Asya’da
Kafkas dağlarından Acemistan içlerine, Yemen’e, Aden ve Arabistan Çöllerine;
Afrika’da Mısır, Tunus, Fas ve Cezayir’e; Avrupa’da Viyana önlerine kadar uzanan
topraklarla Osmanlı İmparatorluğu’nu en geniş sınırlarına ulaştıran Kanuni,
Müslümanlar tarafından Şanlı Süleyman, Avrupalılarca Muhteşem Süleyman (Magnificent,
Magnifique, Der Practige, Grand Turc) olarak anılır.
Osmanlı topraklarında uygulanan kanunları İslam Hukuku esasları altında toplattırarak yazılı hale getirmesi nedeniyle de kendisine Kanuni unvanı verilmiştir. Aynı zamanda şair olan Kanuni, Muhibbi mahlasıyla da şiirler yazmıştır.

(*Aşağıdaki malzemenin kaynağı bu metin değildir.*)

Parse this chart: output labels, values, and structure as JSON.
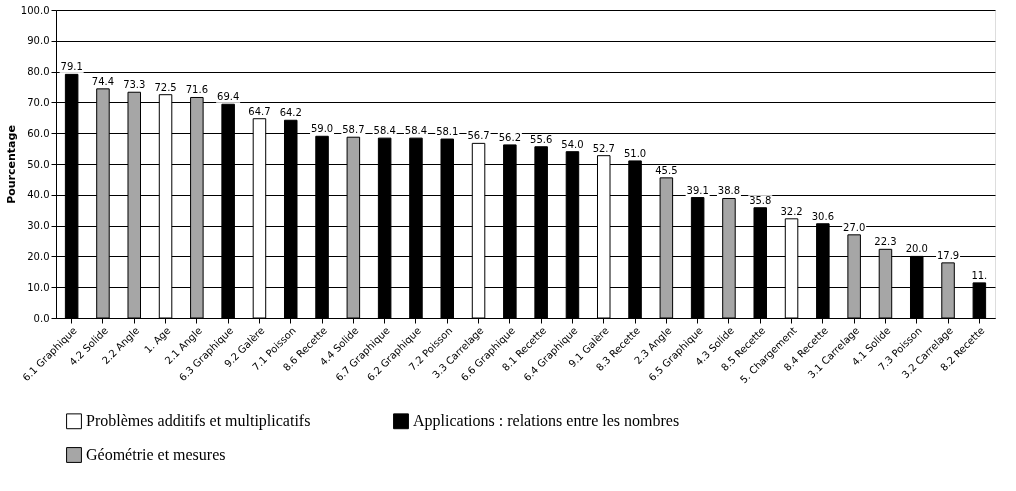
{
  "chart_data": {
    "type": "bar",
    "ylabel": "Pourcentage",
    "categories": [
      "6.1 Graphique",
      "4.2 Solide",
      "2.2 Angle",
      "1. Age",
      "2.1 Angle",
      "6.3 Graphique",
      "9.2 Galère",
      "7.1 Poisson",
      "8.6 Recette",
      "4.4 Solide",
      "6.7 Graphique",
      "6.2 Graphique",
      "7.2 Poisson",
      "3.3 Carrelage",
      "6.6 Graphique",
      "8.1 Recette",
      "6.4 Graphique",
      "9.1 Galère",
      "8.3 Recette",
      "2.3 Angle",
      "6.5 Graphique",
      "4.3 Solide",
      "8.5 Recette",
      "5. Chargement",
      "8.4 Recette",
      "3.1 Carrelage",
      "4.1 Solide",
      "7.3 Poisson",
      "3.2 Carrelage",
      "8.2 Recette"
    ],
    "series": [
      {
        "name": "Problèmes additifs et multiplicatifs",
        "color": "#ffffff",
        "values": [
          null,
          null,
          null,
          72.5,
          null,
          null,
          64.7,
          null,
          null,
          null,
          null,
          null,
          null,
          56.7,
          null,
          null,
          null,
          52.7,
          null,
          null,
          null,
          null,
          null,
          32.2,
          null,
          null,
          null,
          null,
          null,
          null
        ],
        "value_labels": [
          null,
          null,
          null,
          "72.5",
          null,
          null,
          "64.7",
          null,
          null,
          null,
          null,
          null,
          null,
          "56.7",
          null,
          null,
          null,
          "52.7",
          null,
          null,
          null,
          null,
          null,
          "32.2",
          null,
          null,
          null,
          null,
          null,
          null
        ]
      },
      {
        "name": "Applications : relations entre les nombres",
        "color": "#000000",
        "values": [
          79.1,
          null,
          null,
          null,
          null,
          69.4,
          null,
          64.2,
          59.0,
          null,
          58.4,
          58.4,
          58.1,
          null,
          56.2,
          55.6,
          54.0,
          null,
          51.0,
          null,
          39.1,
          null,
          35.8,
          null,
          30.6,
          null,
          null,
          20.0,
          null,
          11.4
        ],
        "value_labels": [
          "79.1",
          null,
          null,
          null,
          null,
          "69.4",
          null,
          "64.2",
          "59.0",
          null,
          "58.4",
          "58.4",
          "58.1",
          null,
          "56.2",
          "55.6",
          "54.0",
          null,
          "51.0",
          null,
          "39.1",
          null,
          "35.8",
          null,
          "30.6",
          null,
          null,
          "20.0",
          null,
          "11."
        ]
      },
      {
        "name": "Géométrie et mesures",
        "color": "#a6a6a6",
        "values": [
          null,
          74.4,
          73.3,
          null,
          71.6,
          null,
          null,
          null,
          null,
          58.7,
          null,
          null,
          null,
          null,
          null,
          null,
          null,
          null,
          null,
          45.5,
          null,
          38.8,
          null,
          null,
          null,
          27.0,
          22.3,
          null,
          17.9,
          null
        ],
        "value_labels": [
          null,
          "74.4",
          "73.3",
          null,
          "71.6",
          null,
          null,
          null,
          null,
          "58.7",
          null,
          null,
          null,
          null,
          null,
          null,
          null,
          null,
          null,
          "45.5",
          null,
          "38.8",
          null,
          null,
          null,
          "27.0",
          "22.3",
          null,
          "17.9",
          null
        ]
      }
    ],
    "ylim": [
      0,
      100
    ],
    "yticks": [
      {
        "value": 0,
        "label": "0.0"
      },
      {
        "value": 10,
        "label": "10.0"
      },
      {
        "value": 20,
        "label": "20.0"
      },
      {
        "value": 30,
        "label": "30.0"
      },
      {
        "value": 40,
        "label": "40.0"
      },
      {
        "value": 50,
        "label": "50.0"
      },
      {
        "value": 60,
        "label": "60.0"
      },
      {
        "value": 70,
        "label": "70.0"
      },
      {
        "value": 80,
        "label": "80.0"
      },
      {
        "value": 90,
        "label": "90.0"
      },
      {
        "value": 100,
        "label": "100.0"
      }
    ],
    "grid": "y",
    "legend": "bottom"
  }
}
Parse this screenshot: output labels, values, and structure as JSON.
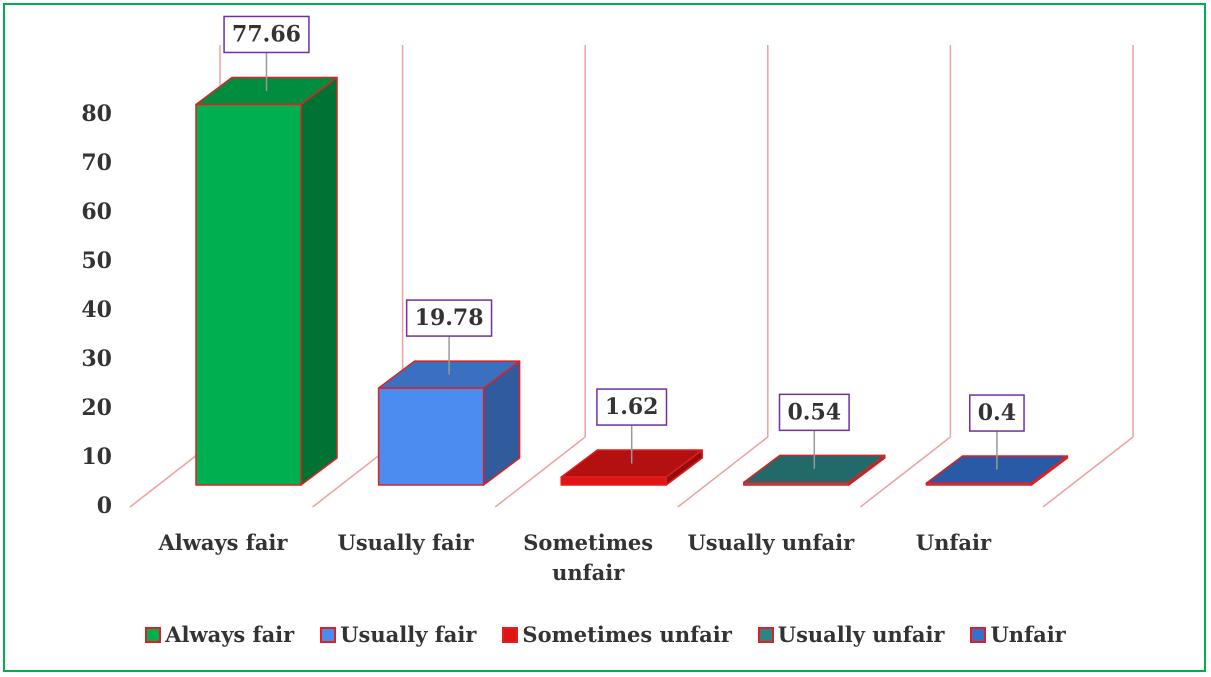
{
  "chart_data": {
    "type": "bar3d",
    "categories": [
      "Always fair",
      "Usually fair",
      "Sometimes unfair",
      "Usually unfair",
      "Unfair"
    ],
    "values": [
      77.66,
      19.78,
      1.62,
      0.54,
      0.4
    ],
    "colors": [
      "#00b050",
      "#4a8cf0",
      "#e01414",
      "#2a8585",
      "#3370d0"
    ],
    "ylim": [
      0,
      80
    ],
    "yticks": [
      0,
      10,
      20,
      30,
      40,
      50,
      60,
      70,
      80
    ],
    "legend": "bottom"
  }
}
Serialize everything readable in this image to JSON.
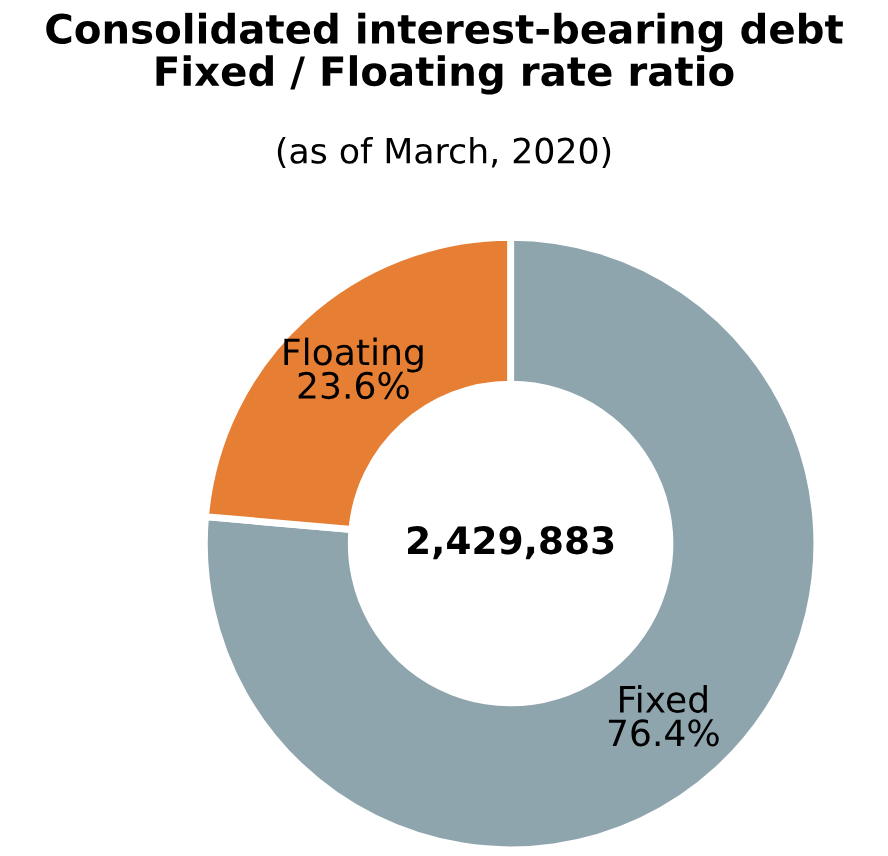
{
  "chart_data": {
    "type": "donut",
    "title": "Consolidated interest-bearing debt\nFixed / Floating rate ratio",
    "subtitle": "(as of March, 2020)",
    "categories": [
      "Fixed",
      "Floating"
    ],
    "values": [
      76.4,
      23.6
    ],
    "colors": [
      "#8fa5ae",
      "#e67e33"
    ],
    "value_labels": [
      "76.4%",
      "23.6%"
    ],
    "annotations": [
      "2,429,883"
    ],
    "legend": false
  }
}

Osmanlı topraklarında uygulanan kanunları İslam Hukuku esasları altında toplattırarak yazılı hale getirmesi nedeniyle de kendisine Kanuni unvanı verilmiştir. Aynı zamanda şair olan Kanuni, Muhibbi mahlasıyla da şiirler yazmıştır.
Savaş
meydanlarının yenilmez savaşçısı bu çok unvanlı padişah, 16. yüzyılın en büyük
ve akıllı adamlarından biri olarak geçer tarihe. Ancak aynı zamanda büyük aşkı
Hürrem, iç isyanlar, saray entrikaları arasında dönemin en trajik figürlerinden
biri olmuştur.
Süleyman
çok iyi bir eğitim ve terbiye gördü. İlk eğitimini ninesi Gülbahar Hatun’dan
aldıktan sonra yedi yaşına geldiğinde İstanbul’a, dedesi İkinci Bayezid’in
yanına gönderildi. Burada yoğun olarak edebiyat, tarih, fen ve din eğitimine
tabi tutuldu. Ayrıca Süleyman, astronomiye de özel bir ilgi duyuyordu. Savaş
teknikleri derslerindeki başarısıyla, imparatorluğu en geniş sınırlarına
ulaştırmasını sağlayacak askeri hüneri yavaş yavaş gün yüzüne çıkmaya
başlamıştı bile… Adeta tahtta büyüyen Süleyman, küçük yaştan itibaren
imparatorluğun sorunlarını biliyor ve bunlara çözümler üretebiliyordu.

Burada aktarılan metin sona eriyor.